Il traversait le hall fastueux d’un palace, l’air faussement détaché, presqu’hautain, tenant par le bras une grande poupée Russe, sans doute l’un de ces innombrables aspirant mannequins ayant profité de la chute du mur pour enjamber de leurs pattes faméliques les vestiges du Marxisme, et qu’il escortait égarée et dolente, telle une somnambule.

Lui, le regard dissimulé derrière des lunettes d’aviateur, allait d’un pas de plus en plus large, brutal, hâtif à mesure qu’il s’approchait des portes, un pas d’idole descendue parmi la plèbe, pleine de répugnances et de craintes ingrates, soucieuse de passer inaperçue et dans le même temps susceptible de se chiffonner dés lors qu’elle n’était pas reconnue, abordée, flattée.

Il avait bien tort de s’en faire.

De toutes les ombres indifférentes et silencieuses glissant sur les marbres d’un sol scintillant des gemmes qu’y projetait sur un rythme paisible de carrousel, un magnifique lustre de Murano – celui la même choisi par Visconti pour figurer dans la célèbre scène de bal concluant son « Guépard » -, j’étais bien la seule à me souvenir de son nom.

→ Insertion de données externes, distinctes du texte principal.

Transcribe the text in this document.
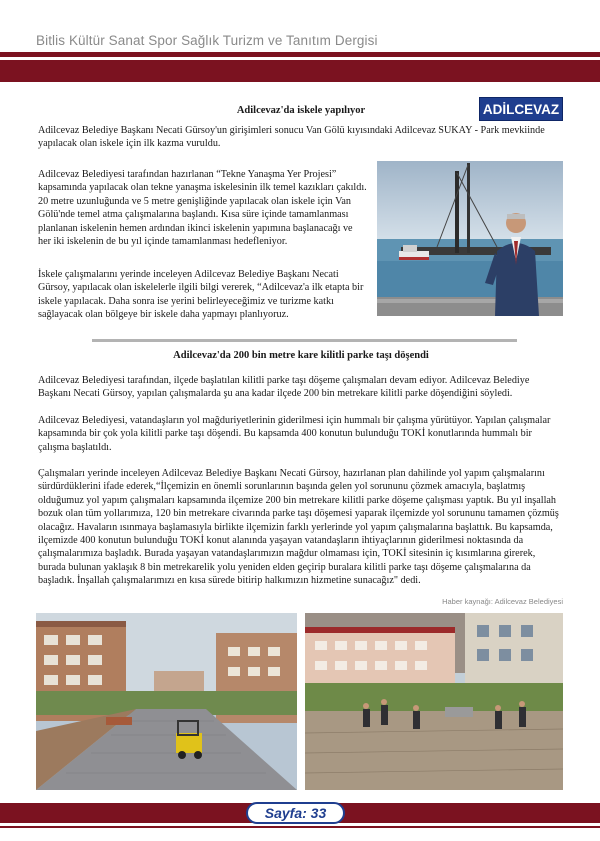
Bitlis Kültür Sanat Spor Sağlık Turizm ve Tanıtım Dergisi
ADİLCEVAZ
Adilcevaz'da iskele yapılıyor

Adilcevaz Belediye Başkanı Necati Gürsoy'un girişimleri sonucu Van Gölü kıyısındaki Adilcevaz SUKAY - Park mevkiinde yapılacak olan iskele için ilk kazma vuruldu.

Adilcevaz Belediyesi tarafından hazırlanan “Tekne Yanaşma Yer Projesi” kapsamında yapılacak olan tekne yanaşma iskelesinin ilk temel kazıkları çakıldı. 20 metre uzunluğunda ve 5 metre genişliğinde yapılacak olan iskele için Van Gölü'nde temel atma çalışmalarına başlandı. Kısa süre içinde tamamlanması planlanan iskelenin hemen ardından ikinci iskelenin yapımına başlanacağı ve her iki iskelenin de bu yıl içinde tamamlanması hedefleniyor.

İskele çalışmalarını yerinde inceleyen Adilcevaz Belediye Başkanı Necati Gürsoy, yapılacak olan iskelelerle ilgili bilgi vererek, “Adilcevaz'a ilk etapta bir iskele yapılacak. Daha sonra ise yerini belirleyeceğimiz ve turizme katkı sağlayacak olan bölgeye bir iskele daha yapmayı planlıyoruz.

Adilcevaz'da 200 bin metre kare kilitli parke taşı döşendi

Adilcevaz Belediyesi tarafından, ilçede başlatılan kilitli parke taşı döşeme çalışmaları devam ediyor. Adilcevaz Belediye Başkanı Necati Gürsoy, yapılan çalışmalarda şu ana kadar ilçede 200 bin metrekare kilitli parke döşendiğini söyledi.

Adilcevaz Belediyesi, vatandaşların yol mağduriyetlerinin giderilmesi için hummalı bir çalışma yürütüyor. Yapılan çalışmalar kapsamında bir çok yola kilitli parke taşı döşendi. Bu kapsamda 400 konutun bulunduğu TOKİ konutlarında hummalı bir çalışma başlatıldı.

Çalışmaları yerinde inceleyen Adilcevaz Belediye Başkanı Necati Gürsoy, hazırlanan plan dahilinde yol yapım çalışmalarını sürdürdüklerini ifade ederek,“İlçemizin en önemli sorunlarının başında gelen yol sorununu çözmek amacıyla, başlatmış olduğumuz yol yapım çalışmaları kapsamında ilçemize 200 bin metrekare kilitli parke döşeme çalışması yaptık. Bu yıl inşallah bozuk olan tüm yollarımıza, 120 bin metrekare civarında parke taşı döşemesi yaparak ilçemizde yol sorununu tamamen çözmüş olacağız. Havaların ısınmaya başlamasıyla birlikte ilçemizin farklı yerlerinde yol yapım çalışmalarına başlattık. Bu kapsamda, ilçemizde 400 konutun bulunduğu TOKİ konut alanında yaşayan vatandaşların ihtiyaçlarının giderilmesi noktasında da çalışmalarımıza başladık. Burada yaşayan vatandaşlarımızın mağdur olmaması için, TOKİ sitesinin iç kısımlarına girerek, burada bulunan yaklaşık 8 bin metrekarelik yolu yeniden elden geçirip buralara kilitli parke taşı döşeme çalışmalarına da başladık. İnşallah çalışmalarımızı en kısa sürede bitirip halkımızın hizmetine sunacağız" dedi.

Haber kaynağı: Adilcevaz Belediyesi
Sayfa: 33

Le premier saltimbanque d’une longue liste de charmants baladins.

Mon premier amant.

Dix ans s’étaient écoulés depuis que nous nous étions quittés dans une paix armée annonçant une guerre qui finalement n’aurait pas lieu. Durant ces dix années, l’adolescente effrontée à laquelle il avait appris les ruses de l’amour s’était changée en tigresse revenue de tous les plaisirs et de toutes les impostures.
Lui, après avoir connu la gloire passagère d’un rôle vedette au théâtre puis au cinéma, avait lentement sombré dans l’humiliation des soupes télévisuelles.
Je savais pour l’avoir lu dans la presse qu’il tournait pour la R.A.I, l’une de ces interminables séries mélo-raclette dont, l’Italie, ce tremplin à secondes carrières pour les comédiens qui en France n’en ont pas eut de première, est friande.

Je n’avais pas envisagé que nous pourrions nous rencontrer et moins encore qu’il ne me reconnaitrait pas.
Car s’il me frôla de sa manche, s’il tourna, un instant vers moi, un visage ennuyé d’altesse bousculée, son absence de réactions laissait clairement entendre que mon sourire tout de même un peu ému, l’expression plus interrogative que surprise de mon regard, n’avivaient aucune étincelle dans sa mémoire.
J’avais été une Lolita, entre autres, dans son lit de jeune séducteur. Je n’étais plus qu’une passante anonyme à ses yeux fanés de vieux beau.

Du reste, comment lui en vouloir alors que j’avais oublié moi-même la moitié des garçons avec qui j’avais couché ? Et si néanmoins mon orgueil se froissait au spectacle de ce discrédit, il me fallait admette que je me rappelais cet homme, au demeurant très oubliable, uniquement pour lui avoir accordé le privilège, dont il ne mesura pas plus que moi l’importance, de me déberlinguer

L’été 2006, j’allais sur mes 16 ans, pressée de les atteindre sans qu’il y ait de raison particulière à cela. J’aimais ce chiffre rond comme la tête d’une clé dont je pensais qu’elle me donnerait accès à toutes les libertés qu’en fait je m’octroyais déjà.
J’avais passé Juillet à me dorer au cap Martin, avec mes grands parents, je suais, Aout, pratiquement abandonnée de tous dans un Paris qui me faisait penser à la Roumanie tant il pullulait de touristes venus de l’Est.
David, mon meilleur ami, mon presque frère, séjournait à Milan chez sa mère. Olivier, ma " soeur" dans le crime, mon confident gay, était allé se perdre sous les mélèzes de Monêtier-les-Bains. Papa travaillait en Afrique du Sud. L’ainée de mes tantes, Liouba croisait quelque part entre Grèce et Corfou. Sa cadette, Stassia enceinte jusqu’aux yeux ne quittait plus son lit. 

Restait Sasha, ma tante benjamine, coincée en ville par les répétitions d’une pièce dans laquelle elle avait obtenu le seul rôle consistant de son obscure carrière.
Débarrassée de ses moutards, expédiés chez leurs pères respectifs, la ravissante se montra ravie de me « recouillir » comme elle le disait en riant.
Nous nous étions toujours parfaitement entendues, Sasha et moi, aussi notre cohabitation se déroula-t-elle à ravir.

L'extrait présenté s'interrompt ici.